One of the subsidiary aims of the book, he writes, “is to demolish the modern scholarly myth—which goes back at least as far as the time of Ernst Renan—that Jesus is not depicted as divine in the Synoptic Gospels, but only in the Gospel of John.  For it is this myth that is one of the principal barriers to recognizing that Jesus speaks and acts as if he is more than merely human in all four of his first-century biographies. . . .  Jesus speaks and acts as if he is divine in all three Synoptic Gospels. . . .  [T]he shopworn idea that Jesus never speaks or acts as if he is divine in the Synoptic Gospels needs to be consigned once and for all to the dustbin of history, where it has always belonged.”

The argument that Pitre sets forth in “Jesus and Divine Christology” is subtle and complex.  It isn’t a romance novel or a mystery.  It’s not a page-turner.  It relies on the very careful reading of a considerable number of New Testament passages.  Among other subjects, it ranges from a careful consideration of what Pitre identifies as the Savior’s “epiphany miracles” through his frequent use of “riddles” to his crucifixion for (significantly) “blasphemy.”  Now, of course, I readily admit that I was already strongly disposed to agree with Dr. Pitre’s thesis before I even saw the book.  But I have to say that find his argument convincing.  Furthermore, it’s lucid and clear, even brilliant.  And it addresses a vitally important topic.  Very much hinges upon our answer to the question that Jesus himself posed to Peter and the other apostles at Caesarea Philippi:  “He saith unto them, But whom say ye that I am?  And Simon Peter answered and said, Thou art the Christ, the Son of the living God.”  (Matthew 16:15-16)

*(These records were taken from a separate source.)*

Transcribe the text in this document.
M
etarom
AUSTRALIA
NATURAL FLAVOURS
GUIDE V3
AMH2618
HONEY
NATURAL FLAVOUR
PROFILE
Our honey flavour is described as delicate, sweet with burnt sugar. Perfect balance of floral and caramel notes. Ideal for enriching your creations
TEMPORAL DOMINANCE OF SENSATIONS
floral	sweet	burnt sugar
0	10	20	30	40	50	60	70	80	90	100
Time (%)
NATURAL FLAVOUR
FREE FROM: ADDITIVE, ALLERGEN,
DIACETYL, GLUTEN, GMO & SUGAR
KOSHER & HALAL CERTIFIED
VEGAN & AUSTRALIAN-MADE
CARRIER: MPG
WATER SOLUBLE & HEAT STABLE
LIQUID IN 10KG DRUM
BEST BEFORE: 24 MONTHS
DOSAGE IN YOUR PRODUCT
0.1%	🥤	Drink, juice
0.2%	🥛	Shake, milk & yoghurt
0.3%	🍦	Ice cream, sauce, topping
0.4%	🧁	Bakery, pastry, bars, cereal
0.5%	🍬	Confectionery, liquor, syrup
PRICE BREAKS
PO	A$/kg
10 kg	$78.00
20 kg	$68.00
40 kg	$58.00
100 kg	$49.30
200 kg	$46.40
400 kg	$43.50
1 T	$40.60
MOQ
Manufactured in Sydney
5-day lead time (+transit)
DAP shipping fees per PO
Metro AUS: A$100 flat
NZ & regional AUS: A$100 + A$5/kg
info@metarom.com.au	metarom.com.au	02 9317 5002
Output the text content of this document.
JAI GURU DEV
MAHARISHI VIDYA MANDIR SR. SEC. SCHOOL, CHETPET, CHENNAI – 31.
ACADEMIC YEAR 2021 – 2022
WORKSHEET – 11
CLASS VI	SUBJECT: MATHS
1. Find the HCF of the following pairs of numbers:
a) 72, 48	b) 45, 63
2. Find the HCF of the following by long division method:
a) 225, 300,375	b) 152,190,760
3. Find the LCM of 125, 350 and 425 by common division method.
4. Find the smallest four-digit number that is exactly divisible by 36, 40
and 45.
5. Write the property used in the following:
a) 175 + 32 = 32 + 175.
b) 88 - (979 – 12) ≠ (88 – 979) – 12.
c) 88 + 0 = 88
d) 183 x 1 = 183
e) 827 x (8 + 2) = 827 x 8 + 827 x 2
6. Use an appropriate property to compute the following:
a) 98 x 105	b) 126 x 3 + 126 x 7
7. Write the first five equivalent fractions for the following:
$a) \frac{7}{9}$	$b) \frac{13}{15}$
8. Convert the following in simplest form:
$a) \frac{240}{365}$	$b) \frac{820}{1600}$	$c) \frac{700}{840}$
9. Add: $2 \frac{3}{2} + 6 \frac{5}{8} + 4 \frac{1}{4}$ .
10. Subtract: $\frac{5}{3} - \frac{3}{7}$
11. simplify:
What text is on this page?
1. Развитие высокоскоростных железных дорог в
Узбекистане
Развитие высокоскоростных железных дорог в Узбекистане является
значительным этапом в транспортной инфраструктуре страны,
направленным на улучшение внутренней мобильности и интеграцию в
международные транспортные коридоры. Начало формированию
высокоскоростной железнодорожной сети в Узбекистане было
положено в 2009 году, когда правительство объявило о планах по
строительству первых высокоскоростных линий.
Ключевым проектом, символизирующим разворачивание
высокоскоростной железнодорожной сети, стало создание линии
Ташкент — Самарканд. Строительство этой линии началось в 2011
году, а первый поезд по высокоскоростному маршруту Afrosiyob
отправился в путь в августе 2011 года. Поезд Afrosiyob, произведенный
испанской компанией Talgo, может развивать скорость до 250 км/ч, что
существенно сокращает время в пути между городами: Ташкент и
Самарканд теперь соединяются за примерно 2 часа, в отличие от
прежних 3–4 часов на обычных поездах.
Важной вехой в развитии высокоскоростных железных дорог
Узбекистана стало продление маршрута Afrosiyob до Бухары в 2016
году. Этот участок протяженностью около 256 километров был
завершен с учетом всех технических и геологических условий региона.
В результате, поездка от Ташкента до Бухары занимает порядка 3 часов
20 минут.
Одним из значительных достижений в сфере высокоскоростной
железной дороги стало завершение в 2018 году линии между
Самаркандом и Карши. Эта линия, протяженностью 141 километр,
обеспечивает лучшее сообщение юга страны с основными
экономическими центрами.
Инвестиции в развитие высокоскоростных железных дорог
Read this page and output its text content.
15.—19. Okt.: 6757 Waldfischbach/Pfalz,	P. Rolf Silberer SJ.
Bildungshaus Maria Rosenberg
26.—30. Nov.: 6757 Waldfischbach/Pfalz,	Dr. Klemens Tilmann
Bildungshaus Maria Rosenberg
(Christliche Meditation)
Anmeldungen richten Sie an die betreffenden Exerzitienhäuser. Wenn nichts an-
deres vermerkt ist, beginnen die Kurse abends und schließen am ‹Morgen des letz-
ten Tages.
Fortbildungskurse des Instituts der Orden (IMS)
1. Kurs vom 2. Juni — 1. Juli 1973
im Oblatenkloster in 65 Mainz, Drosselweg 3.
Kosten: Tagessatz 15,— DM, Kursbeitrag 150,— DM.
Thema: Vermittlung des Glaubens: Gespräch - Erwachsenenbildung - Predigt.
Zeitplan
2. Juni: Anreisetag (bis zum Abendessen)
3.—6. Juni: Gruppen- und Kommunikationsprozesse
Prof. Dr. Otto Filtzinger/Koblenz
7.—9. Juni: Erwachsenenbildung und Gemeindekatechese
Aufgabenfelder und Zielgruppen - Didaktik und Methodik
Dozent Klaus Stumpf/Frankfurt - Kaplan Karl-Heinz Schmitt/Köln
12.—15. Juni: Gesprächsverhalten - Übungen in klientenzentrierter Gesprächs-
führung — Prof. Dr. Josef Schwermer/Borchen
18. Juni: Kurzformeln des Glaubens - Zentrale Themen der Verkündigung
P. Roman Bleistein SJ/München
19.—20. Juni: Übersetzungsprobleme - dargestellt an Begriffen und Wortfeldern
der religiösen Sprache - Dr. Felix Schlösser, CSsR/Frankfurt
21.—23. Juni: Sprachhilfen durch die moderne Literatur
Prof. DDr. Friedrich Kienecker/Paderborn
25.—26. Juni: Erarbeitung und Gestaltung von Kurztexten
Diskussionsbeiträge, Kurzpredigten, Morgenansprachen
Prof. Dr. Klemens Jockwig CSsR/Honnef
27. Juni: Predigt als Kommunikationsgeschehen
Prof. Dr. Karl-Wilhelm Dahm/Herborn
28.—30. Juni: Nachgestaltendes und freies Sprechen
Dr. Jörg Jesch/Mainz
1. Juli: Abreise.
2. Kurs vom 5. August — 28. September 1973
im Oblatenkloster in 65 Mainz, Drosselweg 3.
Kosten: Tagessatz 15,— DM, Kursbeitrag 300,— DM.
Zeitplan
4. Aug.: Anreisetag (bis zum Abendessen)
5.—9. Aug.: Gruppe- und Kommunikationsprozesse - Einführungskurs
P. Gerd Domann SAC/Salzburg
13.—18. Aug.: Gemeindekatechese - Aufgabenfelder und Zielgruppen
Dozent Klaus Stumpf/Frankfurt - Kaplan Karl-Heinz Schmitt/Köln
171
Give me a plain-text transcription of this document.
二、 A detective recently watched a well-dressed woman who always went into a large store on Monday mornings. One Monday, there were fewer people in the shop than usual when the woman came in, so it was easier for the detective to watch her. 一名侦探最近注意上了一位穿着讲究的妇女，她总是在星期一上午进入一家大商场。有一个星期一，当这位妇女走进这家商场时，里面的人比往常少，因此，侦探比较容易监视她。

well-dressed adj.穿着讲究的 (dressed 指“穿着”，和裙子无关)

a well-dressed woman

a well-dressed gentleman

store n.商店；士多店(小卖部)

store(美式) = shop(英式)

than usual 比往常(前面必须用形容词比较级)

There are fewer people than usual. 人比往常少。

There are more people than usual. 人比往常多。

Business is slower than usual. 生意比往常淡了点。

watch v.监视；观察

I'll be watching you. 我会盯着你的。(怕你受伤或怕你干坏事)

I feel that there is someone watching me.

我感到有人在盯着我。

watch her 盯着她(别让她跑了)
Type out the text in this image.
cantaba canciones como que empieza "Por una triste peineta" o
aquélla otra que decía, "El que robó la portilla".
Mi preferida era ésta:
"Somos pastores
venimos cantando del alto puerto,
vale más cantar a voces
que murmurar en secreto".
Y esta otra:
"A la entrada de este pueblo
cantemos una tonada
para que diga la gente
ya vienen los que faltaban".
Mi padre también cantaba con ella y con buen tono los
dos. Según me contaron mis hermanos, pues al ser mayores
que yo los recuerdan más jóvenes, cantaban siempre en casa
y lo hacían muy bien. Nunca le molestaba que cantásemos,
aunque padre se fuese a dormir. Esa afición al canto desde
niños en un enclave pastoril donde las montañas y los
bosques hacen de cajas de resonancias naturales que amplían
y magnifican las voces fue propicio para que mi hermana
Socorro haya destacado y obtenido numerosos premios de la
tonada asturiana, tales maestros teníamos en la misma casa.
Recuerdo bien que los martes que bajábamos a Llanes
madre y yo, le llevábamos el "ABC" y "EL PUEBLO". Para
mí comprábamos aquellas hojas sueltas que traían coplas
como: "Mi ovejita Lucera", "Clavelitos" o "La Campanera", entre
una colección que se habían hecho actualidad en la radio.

If Brant Pitre’s argument is correct, the notion that belief in Christ’s divinity evolved in the Christian community only after the departure of Jesus is false.  And, if it is false, it cannot serve as a good reason to reject the Book of Mormon.  Even more importantly, if he is right Lewis’s trilemma is back:  It seems obvious that Jesus was neither a lunatic nor a devil.  Accordingly, however strange or terrifying or unlikely it may seem, we may indeed be obliged to accept the proposition that Jesus was and is the Son of God.  And there can be no more important proposition than that.

**

For something of my own appreciation of C. S. Lewis, see my brief recent essay “Prepping for the Last Battle,” in “Interpreter: A Journal of Latter-day Saint Faith and Scholarship” 63 (2025): vii-xviii: https://journal.interpreterfoundation.org/prepping-for-the-last-battle/.

For one defense of the historicity of John’s Gospel, see Craig L. Blomberg, “The Historical Reliability of John’s Gospel: Issues Commentary” (2011).